But you are successful. You’ve done loads of telly.
“Yes I have. Well I’ve done more than some and less than others. I’ve done enough so people get confused as to when and what I’ve been on.”
It seems you are always on Mock the Week.
“I think its four or five times I’ve done that. I was just on again very recently, so maybe five times. I was doing Mock the Week before the BBC announced there would be no more all male panel shows. Now I’m just there for the tokenism. But I’m quite happy because they have very nice sandwiches.”
Does it annoy you that some idiots might think you’re only on Mock the Week now, because you’re the token women?
“Not really. People will think what they will think. The first time I was slagged off on Twitter I didn’t appreciate it, but I’m used to it now. After one appearance some guy set up a Twitter account the only purpose of which was to have a go at me. These guys have always existed, but now twitter has given a voice. It doesn’t worry me anymore. It’s just a bit sad.”
If only people like that would channel their energies into complaining about something important. Like poverty or inequality or war or something. They could actually make the world a much better place.
“Trolls of the world unite.”
Is there a sitcom inside you?
“I get asked that a lot. Honestly? No. I’ve had a look and it’s not there.”
Your acting again at the Edinburgh Fringe aren’t you?
“Yes. It’s a play called Outings. It features rehearsed readings of people’s coming out stories, based around the template of the Vagina Monologues. There are four actors in the cast, with one rotating cast member, so they’ll be a new person every day doing a guest spot. I think it’s a great idea and I’m really, really looking forward to doing it.
“It’s great that equal marriage is on its way here, but there are people being stoned to death in some places abroad. In most Commonwealth Countries and many other places homosexuality is illegal and punishable by prison or worse.”
Are you political?
“You know I really wasn’t in my youth, but I am definitely getting more publically aware as I get older. I sometimes discuss a little bit of politics as part of my stand-up, but I’m still learning to do that. I’m not quite there yet. Your job as a comedian is to make it funny.
“Sometimes I’m better doing impressions of turkeys in an oven.”
But you have talked on stage about being gay.
“I have and I do in this show. If there are still some people out there that have a problem with it, I like to explain to them that I’ve got a partner of sixteen years and we live the same mundane couple’s life as everybody else. We worry about energy bills and the mortgage…. Boring, boring things. I believe in normalisation if you know what I mean? My house is not a pit of sodomy and sin.”
People can still be curious sometimes about what gay people do in bed.
“From the stage I tell people what me and my partner do in bed. After sixteen years together we reminisce.
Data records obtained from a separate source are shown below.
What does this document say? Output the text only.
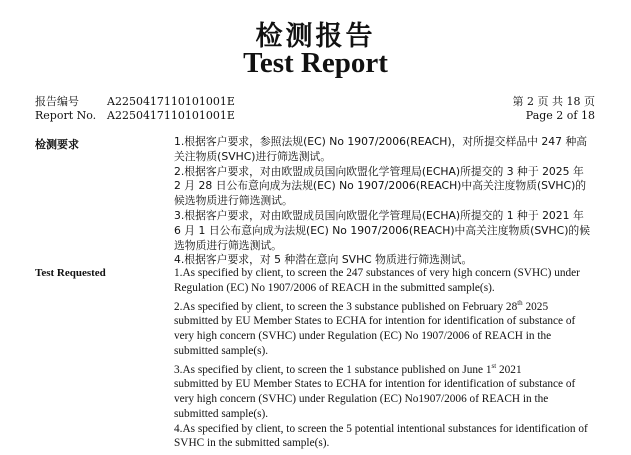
检测报告
Test Report
报告编号	A2250417110101001E
Report No. A2250417110101001E
第 2 页 共 18 页
Page 2 of 18
检测要求	1.根据客户要求，参照法规(EC) No 1907/2006(REACH)，对所提交样品中 247 种高关注物质(SVHC)进行筛选测试。

2.根据客户要求，对由欧盟成员国向欧盟化学管理局(ECHA)所提交的 3 种于 2025 年 2 月 28 日公布意向成为法规(EC) No 1907/2006(REACH)中高关注度物质(SVHC)的候选物质进行筛选测试。

3.根据客户要求，对由欧盟成员国向欧盟化学管理局(ECHA)所提交的 1 种于 2021 年 6 月 1 日公布意向成为法规(EC) No 1907/2006(REACH)中高关注度物质(SVHC)的候选物质进行筛选测试。

4.根据客户要求，对 5 种潜在意向 SVHC 物质进行筛选测试。

Test Requested	1.As specified by client, to screen the 247 substances of very high concern (SVHC) under Regulation (EC) No 1907/2006 of REACH in the submitted sample(s).

2.As specified by client, to screen the 3 substance published on February 28th 2025

submitted by EU Member States to ECHA for intention for identification of substance of very high concern (SVHC) under Regulation (EC) No 1907/2006 of REACH in the submitted sample(s).

3.As specified by client, to screen the 1 substance published on June 1st 2021

submitted by EU Member States to ECHA for intention for identification of substance of very high concern (SVHC) under Regulation (EC) No1907/2006 of REACH in the submitted sample(s).

4.As specified by client, to screen the 5 potential intentional substances for identification of SVHC in the submitted sample(s).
“Emo Philips – he inspired me when I was growing up. Now I follow him on Twitter! I love that awkward introverted righteous clown. Steven Wright – the American comedian. Maria Banford. Wonder Sykes. Musical comedy isn’t my thing – I want to beat it to death with a tambourine, so I’d have Janynes Addiction with additional vocals from Peaches. Not the dead Peaches, the US artist Peaches.
“And this is why I’ll never have my own show.”